Q. How much reserves are in the north slope?
- Bob Hurwitz, Hartford, Conn.
A. The short answer: about 35 to 36 billion barrels of crude oil and 137 trillion cubic feet of natural gas.
That compares with the 236 million barrels of crude oil Alaska produced in 2009, 96 percent of it from the North Slope. Alaska is second only to Texas in oil production.
But before we go any further, let's explain what crude oil reserves are. The most succinct description we found is at oilprices.org.
All the oil in an oil field is referred to as "oil in place." "Reserves" are considered the portion of that oil that's commercially recoverable through the latest technology.
Reserves are further classified into two major categories: "proved" and "unproved" reserves.
Proved or proven reserves are recoverable under prevailing political and economic conditions using current technology. They are 90 percent certain to be qualified as gettable.
Unproved reserves can be divided again, into categories such as probable and possible.
Next, let's explain the Alaska North Slope.
Like it sounds, the area slopes down toward the sea in a northerly direction starting along a mountainous region known as the Brooks Range.
The North Slope consists of five subdivisions: the Alaska National Wildlife Refuge; the Central Arctic area between the Colville and Canning rivers; the National Petroleum Reserve Alaska; the Beaufort Sea Outer Continental Shelf; and the Chukchi Sea Outer Continental Shelf.
By the end of 2007, Alaska North Slope oil fields had produced 15.7 billion barrels of oil, or about 72 percent of what's available from currently developed fields.

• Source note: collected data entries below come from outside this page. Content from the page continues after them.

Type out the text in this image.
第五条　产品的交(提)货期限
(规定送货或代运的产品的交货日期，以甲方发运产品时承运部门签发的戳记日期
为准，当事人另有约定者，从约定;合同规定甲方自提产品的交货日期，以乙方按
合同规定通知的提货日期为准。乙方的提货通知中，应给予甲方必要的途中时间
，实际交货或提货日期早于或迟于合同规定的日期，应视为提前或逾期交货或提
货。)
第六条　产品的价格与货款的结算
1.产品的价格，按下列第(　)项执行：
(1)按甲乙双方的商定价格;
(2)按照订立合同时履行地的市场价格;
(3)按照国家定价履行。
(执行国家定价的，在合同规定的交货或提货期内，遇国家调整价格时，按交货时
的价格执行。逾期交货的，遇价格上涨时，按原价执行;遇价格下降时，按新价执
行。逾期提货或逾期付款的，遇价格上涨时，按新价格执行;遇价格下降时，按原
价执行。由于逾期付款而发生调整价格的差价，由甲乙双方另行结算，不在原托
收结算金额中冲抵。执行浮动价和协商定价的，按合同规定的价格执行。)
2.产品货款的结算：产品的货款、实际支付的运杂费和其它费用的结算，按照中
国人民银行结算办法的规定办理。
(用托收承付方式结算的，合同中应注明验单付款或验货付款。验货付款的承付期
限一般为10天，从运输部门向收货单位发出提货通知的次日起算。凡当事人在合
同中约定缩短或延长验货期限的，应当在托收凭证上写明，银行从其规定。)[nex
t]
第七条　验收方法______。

An estimated 6.1 billion barrels is still recoverable from these same fields, according the National Energy Technology Laboratory of the Department of Energy.

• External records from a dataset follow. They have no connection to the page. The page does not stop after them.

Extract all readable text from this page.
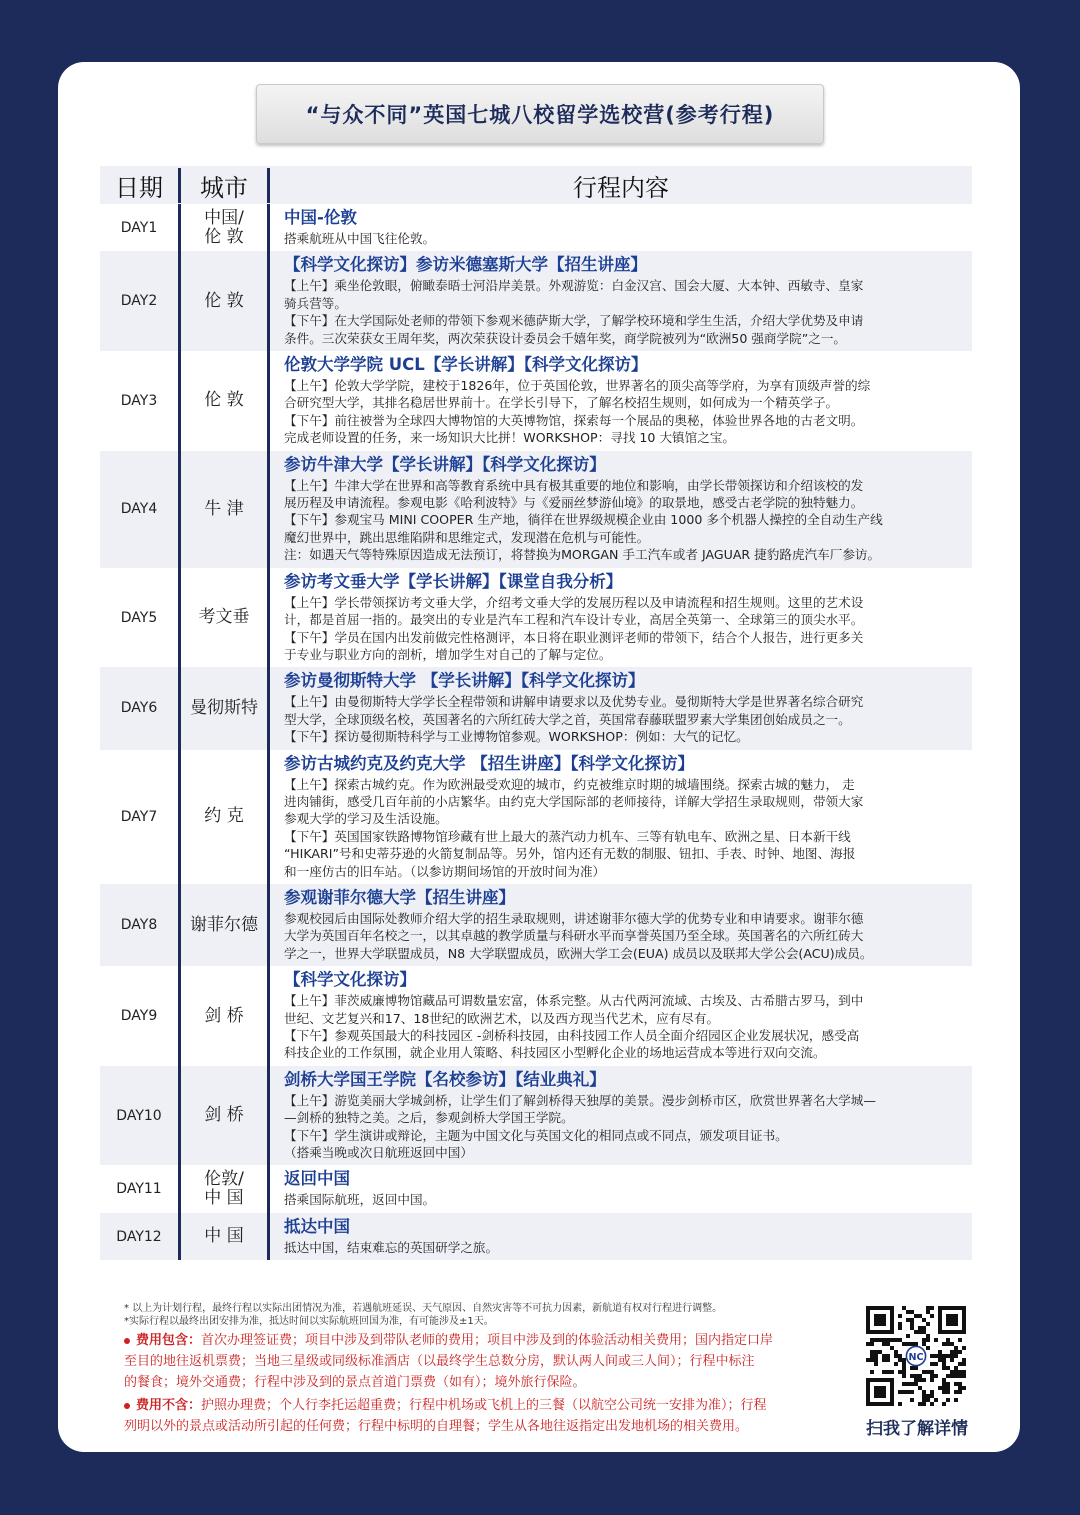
“与众不同”英国七城八校留学选校营(参考行程)
日期	城市	行程内容
DAY1	中国/
伦 敦
中国-伦敦
搭乘航班从中国飞往伦敦。
DAY2	伦 敦
【科学文化探访】参访米德塞斯大学【招生讲座】
【上午】乘坐伦敦眼，俯瞰泰晤士河沿岸美景。外观游览：白金汉宫、国会大厦、大本钟、西敏寺、皇家
骑兵营等。
【下午】在大学国际处老师的带领下参观米德萨斯大学，了解学校环境和学生生活，介绍大学优势及申请
条件。三次荣获女王周年奖，两次荣获设计委员会千嬉年奖，商学院被列为“欧洲50 强商学院”之一。
DAY3	伦 敦
伦敦大学学院 UCL【学长讲解】【科学文化探访】
【上午】伦敦大学学院，建校于1826年，位于英国伦敦，世界著名的顶尖高等学府，为享有顶级声誉的综
合研究型大学，其排名稳居世界前十。在学长引导下，了解名校招生规则，如何成为一个精英学子。
【下午】前往被誉为全球四大博物馆的大英博物馆，探索每一个展品的奥秘，体验世界各地的古老文明。
完成老师设置的任务，来一场知识大比拼！WORKSHOP：寻找 10 大镇馆之宝。
DAY4	牛 津
参访牛津大学【学长讲解】【科学文化探访】
【上午】牛津大学在世界和高等教育系统中具有极其重要的地位和影响，由学长带领探访和介绍该校的发
展历程及申请流程。参观电影《哈利波特》与《爱丽丝梦游仙境》的取景地，感受古老学院的独特魅力。
【下午】参观宝马 MINI COOPER 生产地，徜徉在世界级规模企业由 1000 多个机器人操控的全自动生产线
魔幻世界中，跳出思维陷阱和思维定式，发现潜在危机与可能性。
注：如遇天气等特殊原因造成无法预订，将替换为MORGAN 手工汽车或者 JAGUAR 捷豹路虎汽车厂参访。
DAY5	考文垂
参访考文垂大学【学长讲解】【课堂自我分析】
【上午】学长带领探访考文垂大学，介绍考文垂大学的发展历程以及申请流程和招生规则。这里的艺术设
计，都是首屈一指的。最突出的专业是汽车工程和汽车设计专业，高居全英第一、全球第三的顶尖水平。
【下午】学员在国内出发前做完性格测评，本日将在职业测评老师的带领下，结合个人报告，进行更多关
于专业与职业方向的剖析，增加学生对自己的了解与定位。
DAY6	曼彻斯特
参访曼彻斯特大学 【学长讲解】【科学文化探访】
【上午】由曼彻斯特大学学长全程带领和讲解申请要求以及优势专业。曼彻斯特大学是世界著名综合研究
型大学，全球顶级名校，英国著名的六所红砖大学之首，英国常春藤联盟罗素大学集团创始成员之一。
【下午】探访曼彻斯特科学与工业博物馆参观。WORKSHOP：例如：大气的记忆。
DAY7	约 克
参访古城约克及约克大学 【招生讲座】【科学文化探访】
【上午】探索古城约克。作为欧洲最受欢迎的城市，约克被维京时期的城墙围绕。探索古城的魅力， 走
进肉铺街，感受几百年前的小店繁华。由约克大学国际部的老师接待，详解大学招生录取规则，带领大家
参观大学的学习及生活设施。
【下午】英国国家铁路博物馆珍藏有世上最大的蒸汽动力机车、三等有轨电车、欧洲之星、日本新干线
“HIKARI”号和史蒂芬逊的火箭复制品等。另外，馆内还有无数的制服、钮扣、手表、时钟、地图、海报
和一座仿古的旧车站。（以参访期间场馆的开放时间为准）
DAY8	谢菲尔德
参观谢菲尔德大学【招生讲座】
参观校园后由国际处教师介绍大学的招生录取规则，讲述谢菲尔德大学的优势专业和申请要求。谢菲尔德
大学为英国百年名校之一，以其卓越的教学质量与科研水平而享誉英国乃至全球。英国著名的六所红砖大
学之一，世界大学联盟成员，N8 大学联盟成员，欧洲大学工会(EUA) 成员以及联邦大学公会(ACU)成员。
DAY9	剑 桥
【科学文化探访】
【上午】菲茨威廉博物馆藏品可谓数量宏富，体系完整。从古代两河流域、古埃及、古希腊古罗马，到中
世纪、文艺复兴和17、18世纪的欧洲艺术，以及西方现当代艺术，应有尽有。
【下午】参观英国最大的科技园区 -剑桥科技园，由科技园工作人员全面介绍园区企业发展状况，感受高
科技企业的工作氛围，就企业用人策略、科技园区小型孵化企业的场地运营成本等进行双向交流。
DAY10	剑 桥
剑桥大学国王学院【名校参访】【结业典礼】
【上午】游览美丽大学城剑桥，让学生们了解剑桥得天独厚的美景。漫步剑桥市区，欣赏世界著名大学城—
—剑桥的独特之美。之后，参观剑桥大学国王学院。
【下午】学生演讲或辩论，主题为中国文化与英国文化的相同点或不同点，颁发项目证书。
（搭乘当晚或次日航班返回中国）
DAY11	伦敦/
中 国
返回中国
搭乘国际航班，返回中国。
DAY12	中 国	抵达中国
抵达中国，结束难忘的英国研学之旅。
* 以上为计划行程，最终行程以实际出团情况为准，若遇航班延误、天气原因、自然灾害等不可抗力因素，新航道有权对行程进行调整。
*实际行程以最终出团安排为准，抵达时间以实际航班回国为准，有可能涉及±1天。
费用包含：首次办理签证费；项目中涉及到带队老师的费用；项目中涉及到的体验活动相关费用；国内指定口岸
至目的地往返机票费；当地三星级或同级标准酒店（以最终学生总数分房，默认两人间或三人间）；行程中标注
的餐食；境外交通费；行程中涉及到的景点首道门票费（如有）；境外旅行保险。
费用不含：护照办理费；个人行李托运超重费；行程中机场或飞机上的三餐（以航空公司统一安排为准）；行程
列明以外的景点或活动所引起的任何费；行程中标明的自理餐；学生从各地往返指定出发地机场的相关费用。
NC
扫我了解详情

Here's the NETL's take on total North Slope reserves, from an April 2009 report: "the forecasts of economically recoverable oil ... including reserves growth in known fields, is 35 to 36 billion barrels."
Here are factors that would reduce that number, some of which are likely to transpire, the NETL says.

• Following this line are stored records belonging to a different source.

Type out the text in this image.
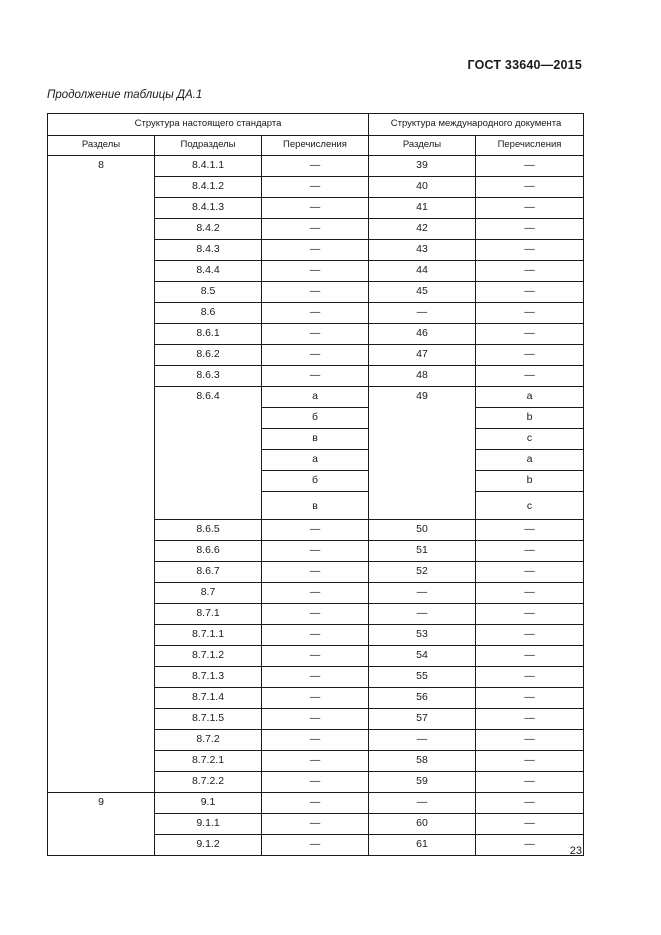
ГОСТ 33640—2015
Продолжение таблицы ДА.1
Структура настоящего стандарта			Структура международного документа	
Разделы	Подразделы	Перечисления	Разделы	Перечисления
8	8.4.1.1	—	39	—
	8.4.1.2	—	40	—
	8.4.1.3	—	41	—
	8.4.2	—	42	—
	8.4.3	—	43	—
	8.4.4	—	44	—
	8.5	—	45	—
	8.6	—	—	—
	8.6.1	—	46	—
	8.6.2	—	47	—
	8.6.3	—	48	—
	8.6.4	а	49	a
		б		b
		в		c
		а		a
		б		b
		в		c
	8.6.5	—	50	—
	8.6.6	—	51	—
	8.6.7	—	52	—
	8.7	—	—	—
	8.7.1	—	—	—
	8.7.1.1	—	53	—
	8.7.1.2	—	54	—
	8.7.1.3	—	55	—
	8.7.1.4	—	56	—
	8.7.1.5	—	57	—
	8.7.2	—	—	—
	8.7.2.1	—	58	—
	8.7.2.2	—	59	—
9	9.1	—	—	—
	9.1.1	—	60	—
	9.1.2	—	61	—
23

• If the environmentally sensitive ANWR area is removed from consideration, the estimate is reduced 6 billion to 7 billion barrels.
• Removal of ANWR and the Chukchi Sea area together cuts the estimate by 16 billion to 17 billion barrels.
• Removal of ANWR, Chukchi Sea and Beaufort Sea areas cuts the estimate by 20 billion to 21 billion barrels.
Issues that could bring about these reductions, NETL says, are land access; cleanup requirements; protection of bowhead whales and other species; and water and gravel availability for building ice roads, exploration pads and other infrastructure.